One Noise to Rule Them All: Learning a Unified Model of Spatially-Varying Noise Patterns

Arman Maesumi, Dylan Hu, Krishi Saripalli, Vladimir G. Kim, Matthew Fisher, Sören Pirk, Daniel Ritchie
ACM Transactions on Graphics (Proceedings of SIGGRAPH), 2024
[ project page / pdf (34mb) / arXiv / code / bibtex ]

A data augmentation strategy that enables diffusion models to smoothly interpolate between disjoint data modes. We train a diffusion model to blend multiple types of procedural noise patterns, even in the absence of "in-between" training data.


Explorable Mesh Deformation Subspaces from Unstructured 3D Generative Models

Arman Maesumi, Paul Guerrero, Vladimir G. Kim, Matthew Fisher, Siddhartha Chaudhuri, Noam Aigerman, Daniel Ritchie
SIGGRAPH Asia, 2023 (Conference Track)
[ project page / pdf (30mb) / arXiv / bibtex ]

What is the smoothest subspace that spans a set of points in latent space?
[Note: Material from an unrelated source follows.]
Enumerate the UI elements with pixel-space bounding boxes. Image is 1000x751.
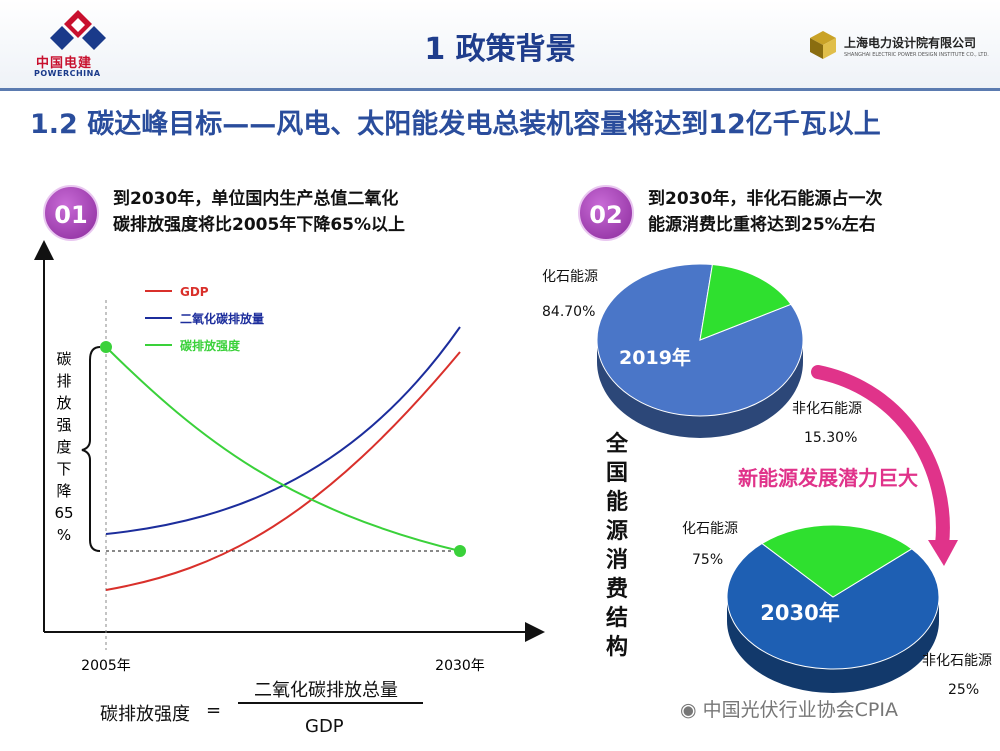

We optimize smooth parametrizations of such subspaces in 3D generative models and use them to explore continuous variations of meshes.


Triangle Inscribed-Triangle Picking
Arman Maesumi
The College Mathematics Journal, 2019
[ pdf (1mb) / journal / bibtex ]

The probability density function and moments (OEIS A279055) of the area of stochastically generated inscribed geometry are derived.

Preliminary findings were presented at TUMC 2017.

Panopti: Interactive 3D Visualization in Python
[ GitHub / Documentation / PyPI ]

A Python package for interactive 3D visualization that seamlessly supports remote development setups (e.g. through SSH) and headless rendering.


Torch Mesh Ops: PyTorch CUDA extension for discrete differential operators
[ GitHub ]

CUDA kernels that accelerate construction of discrete differential operators on meshes, very useful e.g. when used in a training loop for geometric problems.


torchrbf: Radial Basis Function Interpolation in PyTorch
[ GitHub / PyPI ]

A PyTorch-based RBF Interpolator that supports auto-diff and is much faster than SciPy's CPU implementation.


Renderings

In my free time, I enjoy creating 3D renderings and physical simulations using various software. More can be found here. The programs and tools that I use include: Blender, Cinema 4D, RealFlow, Vray, Octane, Arnold, Krakatoa, and more.